M. Philippe Dallier. — Vous multipliez le taux par deux, ce n’est pas rien !

Mme Laurence Cohen. — … mais à chaque fois vous nous mettez dans le mur !

M. Fabien Gay. — Ce débat vous met mal à l’aise, madame la ministre. Chacun doit participer à l’effort national, dites-vous. Hier, il n’a fallu qu’une heure pour mettre à bas les acquis sociaux du Code du travail : passage de 35 à 48 heures hebdomadaires, suppression des jours fériés du mois de mai, recul sur les congés payés, travail le dimanche… Et sans le borner dans le temps ! Le revenu fiscal de référence d’un caissier, c’est 15.000 euros.
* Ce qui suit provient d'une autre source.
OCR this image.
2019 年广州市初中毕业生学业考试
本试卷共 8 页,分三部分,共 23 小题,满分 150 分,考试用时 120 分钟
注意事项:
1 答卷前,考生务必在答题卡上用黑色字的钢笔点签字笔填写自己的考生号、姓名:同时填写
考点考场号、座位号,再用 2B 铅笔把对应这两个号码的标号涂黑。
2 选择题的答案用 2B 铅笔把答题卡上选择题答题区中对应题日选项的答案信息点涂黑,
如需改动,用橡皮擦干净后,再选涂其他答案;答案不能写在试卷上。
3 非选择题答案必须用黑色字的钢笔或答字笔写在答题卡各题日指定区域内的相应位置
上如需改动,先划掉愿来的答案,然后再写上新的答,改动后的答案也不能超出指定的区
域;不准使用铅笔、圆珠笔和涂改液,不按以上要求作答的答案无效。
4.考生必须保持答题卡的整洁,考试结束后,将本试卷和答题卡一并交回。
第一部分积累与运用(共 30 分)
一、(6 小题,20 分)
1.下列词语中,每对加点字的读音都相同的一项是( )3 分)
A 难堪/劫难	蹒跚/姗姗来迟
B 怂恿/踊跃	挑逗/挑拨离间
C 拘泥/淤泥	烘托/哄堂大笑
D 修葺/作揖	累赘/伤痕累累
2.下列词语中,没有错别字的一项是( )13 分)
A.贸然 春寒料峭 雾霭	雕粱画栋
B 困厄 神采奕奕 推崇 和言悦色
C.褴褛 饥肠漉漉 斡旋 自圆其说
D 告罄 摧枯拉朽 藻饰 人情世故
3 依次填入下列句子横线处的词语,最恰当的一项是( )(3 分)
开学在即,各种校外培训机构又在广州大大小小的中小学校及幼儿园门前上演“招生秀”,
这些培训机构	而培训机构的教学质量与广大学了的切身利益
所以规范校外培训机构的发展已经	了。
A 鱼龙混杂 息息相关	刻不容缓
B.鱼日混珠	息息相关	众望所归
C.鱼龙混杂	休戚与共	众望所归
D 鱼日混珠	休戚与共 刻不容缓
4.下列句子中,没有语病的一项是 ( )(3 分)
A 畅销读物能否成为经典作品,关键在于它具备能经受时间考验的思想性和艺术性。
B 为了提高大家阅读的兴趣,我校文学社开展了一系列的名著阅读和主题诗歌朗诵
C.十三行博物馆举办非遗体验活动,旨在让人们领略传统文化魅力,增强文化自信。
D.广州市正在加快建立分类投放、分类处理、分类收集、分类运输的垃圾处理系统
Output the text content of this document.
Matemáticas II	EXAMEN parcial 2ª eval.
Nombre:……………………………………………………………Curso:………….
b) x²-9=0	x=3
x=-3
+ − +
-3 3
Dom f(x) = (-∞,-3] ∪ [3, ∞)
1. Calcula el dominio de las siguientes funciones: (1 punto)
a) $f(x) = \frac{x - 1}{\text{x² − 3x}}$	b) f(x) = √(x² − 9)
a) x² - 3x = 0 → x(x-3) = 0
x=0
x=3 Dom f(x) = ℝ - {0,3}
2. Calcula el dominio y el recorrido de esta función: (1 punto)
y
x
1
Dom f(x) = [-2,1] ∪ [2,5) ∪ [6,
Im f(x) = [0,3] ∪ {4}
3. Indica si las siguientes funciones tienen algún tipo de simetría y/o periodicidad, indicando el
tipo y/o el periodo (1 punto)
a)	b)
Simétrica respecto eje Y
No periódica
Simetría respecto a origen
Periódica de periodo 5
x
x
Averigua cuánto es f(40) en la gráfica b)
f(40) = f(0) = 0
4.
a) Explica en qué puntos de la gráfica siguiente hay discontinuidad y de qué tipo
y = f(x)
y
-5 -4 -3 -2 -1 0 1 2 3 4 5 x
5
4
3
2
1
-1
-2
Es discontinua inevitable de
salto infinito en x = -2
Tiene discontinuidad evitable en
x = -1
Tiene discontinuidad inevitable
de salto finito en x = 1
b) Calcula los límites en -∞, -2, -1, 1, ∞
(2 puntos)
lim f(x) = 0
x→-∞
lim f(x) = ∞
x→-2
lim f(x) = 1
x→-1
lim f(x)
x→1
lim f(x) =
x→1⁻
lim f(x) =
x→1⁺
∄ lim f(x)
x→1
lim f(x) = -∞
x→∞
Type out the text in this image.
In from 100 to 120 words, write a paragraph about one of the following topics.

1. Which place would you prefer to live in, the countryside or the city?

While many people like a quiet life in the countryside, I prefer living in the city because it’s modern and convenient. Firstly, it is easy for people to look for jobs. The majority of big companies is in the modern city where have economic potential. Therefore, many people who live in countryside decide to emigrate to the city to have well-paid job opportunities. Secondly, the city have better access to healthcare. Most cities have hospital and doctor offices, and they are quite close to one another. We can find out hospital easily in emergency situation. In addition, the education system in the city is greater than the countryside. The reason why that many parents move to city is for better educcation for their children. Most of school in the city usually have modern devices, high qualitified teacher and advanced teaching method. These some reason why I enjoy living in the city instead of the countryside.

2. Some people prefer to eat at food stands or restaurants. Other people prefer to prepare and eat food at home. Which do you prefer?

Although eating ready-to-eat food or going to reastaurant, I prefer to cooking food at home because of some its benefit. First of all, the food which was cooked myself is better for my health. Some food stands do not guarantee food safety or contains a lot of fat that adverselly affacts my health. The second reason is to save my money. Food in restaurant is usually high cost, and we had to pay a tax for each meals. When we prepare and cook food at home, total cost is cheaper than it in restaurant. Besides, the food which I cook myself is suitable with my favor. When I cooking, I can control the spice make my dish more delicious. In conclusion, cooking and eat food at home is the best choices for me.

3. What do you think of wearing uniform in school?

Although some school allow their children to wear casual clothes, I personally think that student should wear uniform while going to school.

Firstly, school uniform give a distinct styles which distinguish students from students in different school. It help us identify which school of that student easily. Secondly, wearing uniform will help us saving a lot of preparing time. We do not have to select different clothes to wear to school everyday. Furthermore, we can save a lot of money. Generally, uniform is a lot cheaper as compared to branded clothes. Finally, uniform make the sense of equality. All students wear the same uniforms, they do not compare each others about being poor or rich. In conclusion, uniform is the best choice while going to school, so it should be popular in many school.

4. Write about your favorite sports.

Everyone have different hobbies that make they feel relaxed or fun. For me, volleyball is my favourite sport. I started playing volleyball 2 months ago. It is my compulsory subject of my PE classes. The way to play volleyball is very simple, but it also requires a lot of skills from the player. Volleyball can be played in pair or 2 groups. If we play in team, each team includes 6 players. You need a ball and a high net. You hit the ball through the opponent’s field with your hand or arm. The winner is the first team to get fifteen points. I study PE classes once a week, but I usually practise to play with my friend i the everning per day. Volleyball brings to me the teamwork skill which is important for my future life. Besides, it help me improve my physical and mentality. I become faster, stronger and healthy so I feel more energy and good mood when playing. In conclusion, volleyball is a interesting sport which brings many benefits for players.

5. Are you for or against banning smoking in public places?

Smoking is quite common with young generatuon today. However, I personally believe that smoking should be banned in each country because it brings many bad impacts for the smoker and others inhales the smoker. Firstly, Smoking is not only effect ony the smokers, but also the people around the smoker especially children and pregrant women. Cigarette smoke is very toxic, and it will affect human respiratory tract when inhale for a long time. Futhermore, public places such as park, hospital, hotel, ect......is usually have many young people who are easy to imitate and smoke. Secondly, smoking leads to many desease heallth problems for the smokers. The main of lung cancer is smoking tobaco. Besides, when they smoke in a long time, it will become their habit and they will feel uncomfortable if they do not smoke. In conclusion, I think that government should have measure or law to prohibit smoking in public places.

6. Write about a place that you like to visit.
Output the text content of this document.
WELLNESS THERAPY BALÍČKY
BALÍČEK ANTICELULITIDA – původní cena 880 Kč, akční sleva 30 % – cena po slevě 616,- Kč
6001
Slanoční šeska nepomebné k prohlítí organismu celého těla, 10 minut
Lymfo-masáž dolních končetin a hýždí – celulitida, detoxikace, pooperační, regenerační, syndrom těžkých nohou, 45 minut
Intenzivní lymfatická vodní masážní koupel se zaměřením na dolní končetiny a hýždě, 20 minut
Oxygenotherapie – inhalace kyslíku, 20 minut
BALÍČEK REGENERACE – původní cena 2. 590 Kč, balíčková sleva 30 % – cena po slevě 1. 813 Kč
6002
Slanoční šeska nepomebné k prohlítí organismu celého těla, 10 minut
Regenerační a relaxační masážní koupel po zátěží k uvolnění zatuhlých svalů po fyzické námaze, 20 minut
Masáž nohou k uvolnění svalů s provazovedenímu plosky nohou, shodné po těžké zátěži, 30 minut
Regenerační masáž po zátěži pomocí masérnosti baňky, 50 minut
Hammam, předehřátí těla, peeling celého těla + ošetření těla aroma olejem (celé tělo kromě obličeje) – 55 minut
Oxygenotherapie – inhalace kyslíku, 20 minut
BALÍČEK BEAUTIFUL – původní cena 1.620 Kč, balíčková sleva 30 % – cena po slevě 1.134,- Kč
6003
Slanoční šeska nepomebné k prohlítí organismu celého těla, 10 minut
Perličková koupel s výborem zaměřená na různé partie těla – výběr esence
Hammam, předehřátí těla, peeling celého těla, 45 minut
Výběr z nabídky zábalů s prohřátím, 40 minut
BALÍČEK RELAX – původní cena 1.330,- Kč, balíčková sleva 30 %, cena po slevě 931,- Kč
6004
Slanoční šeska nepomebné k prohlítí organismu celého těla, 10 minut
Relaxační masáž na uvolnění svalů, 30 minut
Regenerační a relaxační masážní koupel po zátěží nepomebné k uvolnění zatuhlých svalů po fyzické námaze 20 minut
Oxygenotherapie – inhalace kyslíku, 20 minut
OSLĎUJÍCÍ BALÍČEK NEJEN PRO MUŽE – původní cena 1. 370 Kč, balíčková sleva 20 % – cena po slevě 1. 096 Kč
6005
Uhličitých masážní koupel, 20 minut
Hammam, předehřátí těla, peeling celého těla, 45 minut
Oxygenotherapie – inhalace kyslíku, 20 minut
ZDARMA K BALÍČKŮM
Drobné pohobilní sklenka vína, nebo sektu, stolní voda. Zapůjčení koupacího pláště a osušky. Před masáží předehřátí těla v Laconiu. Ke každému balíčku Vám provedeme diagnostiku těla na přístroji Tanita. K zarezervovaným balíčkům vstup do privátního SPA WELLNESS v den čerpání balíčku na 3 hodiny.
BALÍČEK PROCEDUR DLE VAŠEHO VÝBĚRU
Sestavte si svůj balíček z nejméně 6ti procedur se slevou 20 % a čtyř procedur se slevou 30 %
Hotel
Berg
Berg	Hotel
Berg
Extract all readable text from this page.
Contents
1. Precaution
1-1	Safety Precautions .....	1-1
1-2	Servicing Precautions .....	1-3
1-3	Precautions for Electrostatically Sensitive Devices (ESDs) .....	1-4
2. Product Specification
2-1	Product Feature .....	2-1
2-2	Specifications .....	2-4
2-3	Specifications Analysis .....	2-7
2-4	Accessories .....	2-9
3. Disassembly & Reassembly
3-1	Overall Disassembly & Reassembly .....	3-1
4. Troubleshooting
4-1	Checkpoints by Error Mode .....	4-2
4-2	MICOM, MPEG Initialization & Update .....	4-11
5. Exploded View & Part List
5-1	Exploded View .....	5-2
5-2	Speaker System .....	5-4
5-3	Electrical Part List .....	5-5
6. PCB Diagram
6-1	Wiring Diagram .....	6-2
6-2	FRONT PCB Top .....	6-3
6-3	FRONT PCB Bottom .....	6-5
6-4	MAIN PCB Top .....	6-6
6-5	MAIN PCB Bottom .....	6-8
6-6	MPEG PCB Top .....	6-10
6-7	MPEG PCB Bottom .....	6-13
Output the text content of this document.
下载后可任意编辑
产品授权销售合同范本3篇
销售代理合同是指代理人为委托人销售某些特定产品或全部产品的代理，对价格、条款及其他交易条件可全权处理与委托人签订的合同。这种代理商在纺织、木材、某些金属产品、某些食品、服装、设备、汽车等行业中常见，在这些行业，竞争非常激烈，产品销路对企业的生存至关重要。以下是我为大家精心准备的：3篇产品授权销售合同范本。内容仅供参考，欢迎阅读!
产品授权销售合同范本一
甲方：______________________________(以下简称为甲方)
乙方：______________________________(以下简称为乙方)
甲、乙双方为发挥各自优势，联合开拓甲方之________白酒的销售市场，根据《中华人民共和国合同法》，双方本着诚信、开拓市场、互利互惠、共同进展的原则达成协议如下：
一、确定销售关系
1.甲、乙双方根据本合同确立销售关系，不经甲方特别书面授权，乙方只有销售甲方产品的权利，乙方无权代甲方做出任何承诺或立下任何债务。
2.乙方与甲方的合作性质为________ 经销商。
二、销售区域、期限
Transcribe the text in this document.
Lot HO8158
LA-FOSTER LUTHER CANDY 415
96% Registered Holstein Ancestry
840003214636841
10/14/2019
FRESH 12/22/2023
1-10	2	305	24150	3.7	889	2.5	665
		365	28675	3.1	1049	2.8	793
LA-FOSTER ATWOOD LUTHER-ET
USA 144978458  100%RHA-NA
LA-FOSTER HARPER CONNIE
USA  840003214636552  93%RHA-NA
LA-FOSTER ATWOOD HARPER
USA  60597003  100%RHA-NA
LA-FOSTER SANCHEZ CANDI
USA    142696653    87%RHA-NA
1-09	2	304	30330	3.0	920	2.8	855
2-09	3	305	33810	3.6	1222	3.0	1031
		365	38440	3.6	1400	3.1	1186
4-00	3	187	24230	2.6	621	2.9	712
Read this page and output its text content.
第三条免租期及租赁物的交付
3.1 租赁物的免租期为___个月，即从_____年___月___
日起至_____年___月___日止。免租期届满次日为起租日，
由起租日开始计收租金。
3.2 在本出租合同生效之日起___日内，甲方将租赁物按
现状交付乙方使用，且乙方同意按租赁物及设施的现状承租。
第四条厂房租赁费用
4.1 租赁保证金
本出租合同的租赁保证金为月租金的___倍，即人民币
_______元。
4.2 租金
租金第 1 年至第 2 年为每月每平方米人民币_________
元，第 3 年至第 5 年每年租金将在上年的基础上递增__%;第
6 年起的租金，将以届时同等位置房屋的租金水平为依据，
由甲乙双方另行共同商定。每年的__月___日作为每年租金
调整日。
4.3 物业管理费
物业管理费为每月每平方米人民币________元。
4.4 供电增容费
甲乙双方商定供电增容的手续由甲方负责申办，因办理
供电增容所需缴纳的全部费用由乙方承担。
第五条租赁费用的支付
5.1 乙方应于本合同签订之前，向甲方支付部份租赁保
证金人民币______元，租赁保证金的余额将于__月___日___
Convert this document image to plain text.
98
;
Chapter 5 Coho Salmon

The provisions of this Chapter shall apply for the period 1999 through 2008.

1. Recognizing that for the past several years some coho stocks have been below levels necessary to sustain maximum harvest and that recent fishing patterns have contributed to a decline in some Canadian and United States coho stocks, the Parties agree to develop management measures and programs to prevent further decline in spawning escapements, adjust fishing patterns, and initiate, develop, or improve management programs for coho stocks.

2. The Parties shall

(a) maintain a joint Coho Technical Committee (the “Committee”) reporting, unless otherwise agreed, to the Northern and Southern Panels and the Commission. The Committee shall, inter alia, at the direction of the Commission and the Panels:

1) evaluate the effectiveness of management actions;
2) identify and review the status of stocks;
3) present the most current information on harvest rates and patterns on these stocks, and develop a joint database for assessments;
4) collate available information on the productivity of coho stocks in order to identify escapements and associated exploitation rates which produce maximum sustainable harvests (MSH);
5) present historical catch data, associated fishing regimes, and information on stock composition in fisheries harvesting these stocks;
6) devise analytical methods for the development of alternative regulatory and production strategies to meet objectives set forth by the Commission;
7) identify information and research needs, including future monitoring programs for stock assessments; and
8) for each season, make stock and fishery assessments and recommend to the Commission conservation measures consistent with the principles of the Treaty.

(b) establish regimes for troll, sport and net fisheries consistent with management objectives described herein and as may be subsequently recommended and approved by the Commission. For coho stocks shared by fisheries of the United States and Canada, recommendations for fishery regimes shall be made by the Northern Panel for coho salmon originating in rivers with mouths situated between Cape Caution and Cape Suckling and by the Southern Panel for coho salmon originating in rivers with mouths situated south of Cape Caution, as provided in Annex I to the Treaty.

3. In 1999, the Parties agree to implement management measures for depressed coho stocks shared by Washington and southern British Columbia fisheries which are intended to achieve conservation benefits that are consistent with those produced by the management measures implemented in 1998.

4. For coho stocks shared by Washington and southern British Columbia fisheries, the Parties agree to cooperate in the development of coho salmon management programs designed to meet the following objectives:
Nous visons, nous, les revenus fiscaux de référence supérieurs à 250.000 euros. Passer de 3 % à 5 % n’a rien d’une spoliation !

M. Philippe Dallier. — Juste une augmentation de 66 % !

M. Fabien Gay. — Pourtant, il faudrait attendre ? Nous devons aller jusqu’au bout du débat.

M. Vincent Capo-Canellas.— Nous sommes dans l’urgence, un virus circule, nos compatriotes nous regardent. Est-ce le moment de reprendre tous les débats du PLF et d’annoncer une augmentation d’impôts ? Il faudra poser la question du financement, à froid. Nous en discuterons plus tard ; votons et avançons ! (Applaudissements sur les travées des groupes UC, LREM et Les Indépendants)

L’amendement no 16 n’est pas adopté.